Nun haben wir verlangt, daß man, wenn schon dieser Entwurf als Grundlage genommen werden muß, wenigstens derartige Änderungen an ihm vornimmt, um das Gesetz halbwegs erträglich zu machen, sei es auch nur als Provisorium. Wir haben die Heranziehung der Einkommensteuer auch für die Zuschläge der Selbstverwaltungskörper gefordert, u. zw. bis zu einem Viertel der Höchstsätze der übrigen Zuschläge. Das wären für die Gemeinden 50%, für die Bezirke 27 und für die Länder 40%, zusammen also 117%. Dadurch würde nicht nur erzielt werden, daß den Gemeinden, ebenso den Bezirken und Ländern neue Einnahmsquellen erschlossen werden, man würde auch jene weiteren Kreise der Bevölkerung, die bisher direkt zu den Gemeindelasten nichts beitragen, mit dazu heranziehen, man würde in ihnen das Verantwortungsbewußtsein mehr stärken, es würde dadurch das erzielt werden, was die Regierung auf einem anderen Wege erzielen will, nämlich die Einschränkung der Ausgaben, indem diese Kreise nun ein Interesse daran hätten zu sparen. Aber auch dieser Antrag wurde selbstverständlich nicht angenommen. Wir haben dazu gewünscht, daß das Diensteinkommen der öffentlichen Angestellten mit Zuschlägen der Selbstverwaltungskörper nicht belastet werden darf, weil wir der Ansicht sind, daß diese, die in der Regel doch nur in den niederen Gehaltsstufen stehen, nicht mehr als das Existenzminimum bekommen, das für ihre Lebenshaltung notwendig ist, und weil auch andere Länder, z. B. Deutschland und Österreich, diese Beschränkung mit aufgenommen haben.

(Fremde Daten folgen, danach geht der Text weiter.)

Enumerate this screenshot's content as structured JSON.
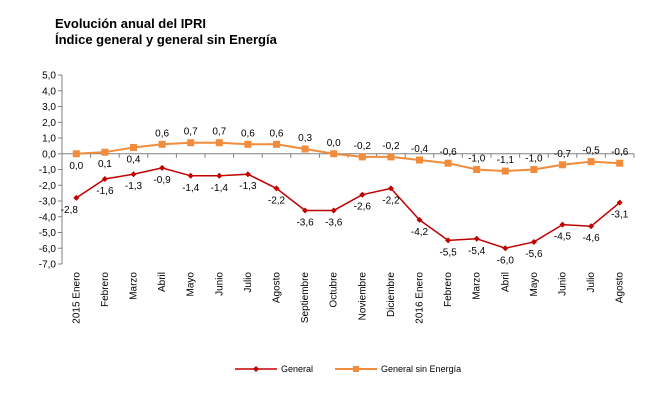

Die Ausgleichsfonds wollten wir naturgemäß beseitigt wissen, weil auch der Finanzminister Engliš schon im Motivenbericht, der doch größtenteils aus seiner Feder stammt, erklärt hat, daß diese Ausgleichsfonds nur Notbehelfe sind und daß er nicht gerne daran gehe, eine solche Konstruktion zu schaffen. Er versprach, daß bei der definitiven politischen Konstruktion der Selbstverwaltungsverbände auch der Ausgleichsfonds beseitigt und eine gewisse Beziehung zur Einkommensteuer hergestellt werden wird. Wir sind der Ansicht, daß diese definitive Konstruktion der höheren und niederen Selbstverwaltungsverbände, von denen er spricht, tatsächlich durch den Antrag der Regierungsparteien vorweggenommen wurde, so daß man jetzt unter allen Umständen daran gehen müßte, infolge Änderung der politischen Struktur der Wirtschaftsverbände auch eine Änderung dieser Anträge bzw. der Regierungsvorlage vorzunehmen, weil die Voraussetzungen dafür jetzt gegeben sind. Die Ausgleichsfonds müßten in erster Linie fallen u. zw. nach Ansicht des Finanzministers, weil er sagt, daß derjenige, der die Verantwortung für den Haushalt hat, auch naturgemäß mit direkten Einnahmsquellen rechnen muß und nicht angewiesen sein soll, bei irgendwelchen Fonds betteln zu gehen. (Posl. dr Rosche: Ist im Gesetze eine Bestimmung, was, solange der Ausgleichfonds besteht, die Gemeinde machen soll, wenn sie nichts bekommt?) Diese Bestimmung fehlt. (Posl. dr Rosche: Die Umlagen dürfen sie nicht erhöhen und aus dem Ausgleichfonds bekommen sie nichts! Was sollen sie dann machen?) Bankerott, das ist das Einzige. Das gehört auch in das Gesetz. Das ist die naturnotwendige, logische Folge. Nur Bankerott können sie machen.